The next job to tick off the list was to post a letter back to uni in the UK. This was very simple and cost me precisely 65cents. All that was left was to wander around town and take some pictures (which you can see by clicking “The Year in Pictures” in the top right corner), meandering my way to the Gare du Nord to catch the bus back to campus. The bus I use is the number 6 and I learned today that if possible I should get yellow and white buses rather than red and grey, because the yellow ones are newer and far more comfortable to ride in! Like most other forms of transport in France, it’s about the most efficient thing you can imagine. There’s a bus roughly every four minutes, if you have a bus pass you just wave the card in front of a machine as you board and it reads the chip. There are screens on board with a scrolling list of each stop and a picture of the bus moving along each one. There’s also an announcement for the name of the next stop. Why can’t we have a better transport system in England?

Anyway that was about all today. Tomorrow I have a couple of lectures and one or two timetable things to iron out, but I think I’ll be starting to get into a routine.

 

First few days September 14, 2008

Filed under: Accomodation, Paperwork, Settling in — nicolehawkesford @ 11:45 am

Welcome to the blog! This is going to be a diary of my year studying abroad in Amiens, France. This is now my fourth day in Amiens and it’s been an emotional rollercoaster since I left England. I never thought I would struggle – I’ve been banging on for years about how much I love France and how I’d love to live there…but now I’m here I just want to go home again. I’m sure it’s just settling in nerves and trying to figure out unfamiliar systems but it has seemed over the last couple of days that not many people want to make me welcome here.

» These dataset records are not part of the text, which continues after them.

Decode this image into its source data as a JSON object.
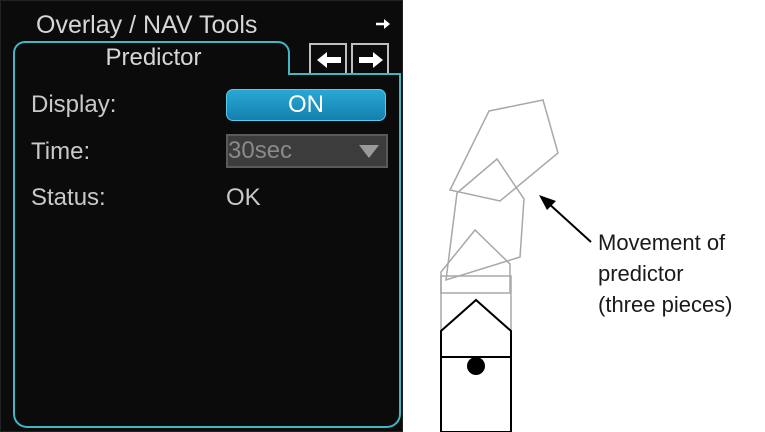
{
  "window": {
    "title": "Overlay / NAV Tools",
    "title_arrow_icon": "right-arrow-icon"
  },
  "tabs": {
    "active_label": "Predictor",
    "prev_icon": "left-arrow-icon",
    "next_icon": "right-arrow-icon"
  },
  "fields": {
    "display_label": "Display:",
    "display_value": "ON",
    "time_label": "Time:",
    "time_value": "30sec",
    "status_label": "Status:",
    "status_value": "OK"
  },
  "illustration": {
    "caption_lines": [
      "Movement of",
      "predictor",
      "(three pieces)"
    ]
  },
  "colors": {
    "panel_bg": "#0b0b0b",
    "accent_border": "#3fb7c4",
    "on_button": "#1f9ccc",
    "disabled_select": "#3c3c3c"
  }
}
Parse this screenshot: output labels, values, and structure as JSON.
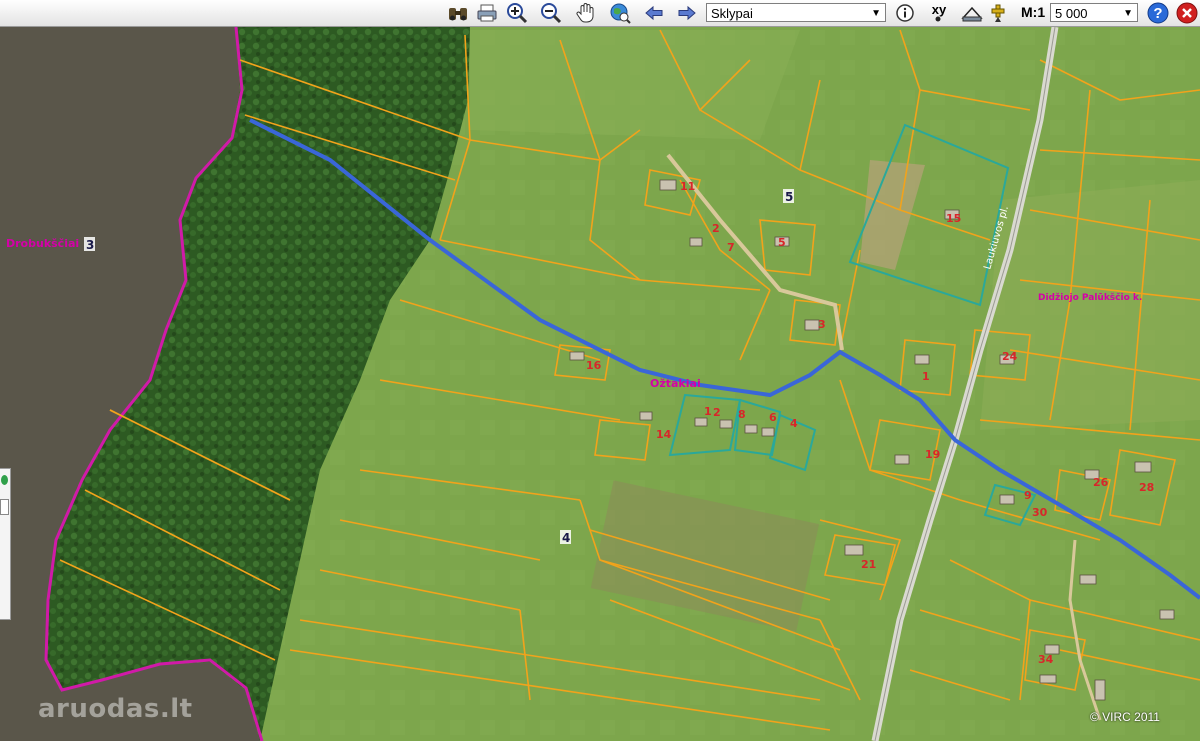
{
  "toolbar": {
    "tools": [
      {
        "name": "binoculars-icon"
      },
      {
        "name": "print-icon"
      },
      {
        "name": "zoom-in-icon"
      },
      {
        "name": "zoom-out-icon"
      },
      {
        "name": "pan-hand-icon"
      },
      {
        "name": "globe-zoom-icon"
      },
      {
        "name": "back-arrow-icon"
      },
      {
        "name": "forward-arrow-icon"
      }
    ],
    "layer_select_value": "Sklypai",
    "info_icon": "info-icon",
    "xy_label": "xy",
    "scale_label": "M:1",
    "scale_value": "5 000",
    "help_label": "?",
    "close_icon": "close-icon"
  },
  "map": {
    "town_labels": [
      "Drobukščiai",
      "Ožtakiai",
      "Didžiojo Palūkščio k."
    ],
    "road_label": "Laukiuvos pl.",
    "block_numbers": [
      "3",
      "5",
      "4"
    ],
    "plot_numbers": [
      "11",
      "2",
      "7",
      "5",
      "3",
      "16",
      "1",
      "2",
      "8",
      "6",
      "4",
      "14",
      "15",
      "24",
      "1",
      "19",
      "26",
      "28",
      "9",
      "30",
      "21",
      "34"
    ],
    "colors": {
      "lake": "#5a564a",
      "forest": "#2f5a22",
      "field": "#7ea64a",
      "plot_boundary": "#f2a31b",
      "road": "#3a66d8",
      "border": "#d01aa8",
      "highlight_plot": "#2aa89a"
    }
  },
  "watermark": "aruodas.lt",
  "copyright": "© VIRC 2011"
}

When we first arrived on Thursday I filled out some forms and got the keys to my accomodation, which is about the easiest and best thing about the process so far. It’s a nice, clean, new room and it’s starting to feel like a safe haven. The problems started once I tried to get registered with the university and get all my details to get online. Basically I got passed from pillar to post having to explain to a new person each time what my situation was. Every time I got told something different and sent to a different person. After 24hours of this I was getting really pissed off and losing my patience. Finally I found the international office and they registered me, I got my student card and some useful leaflets, and the information I needed to get online. I still can’t believe how many pieces of misinformation I was given though – if people don’t know they should say so instead of sending me on a wild goose chase!

I still don’t know when or where any of my lectures are – all I’ve been told is although in principle they start on Monday, basically the lecturers haven’t done the timetables yet and all I can do is go and ask each faculty’s secretary if it’s ready. A really efficient system, I’m sure you’ll agree.

The city of Amiens is very nice; it has a river and lots of open spaces, some green and some paved; lots of shops and bars and restaurants. Overall I think living here will be good but I have to conclude from my experience over the last few days that the education system is crap.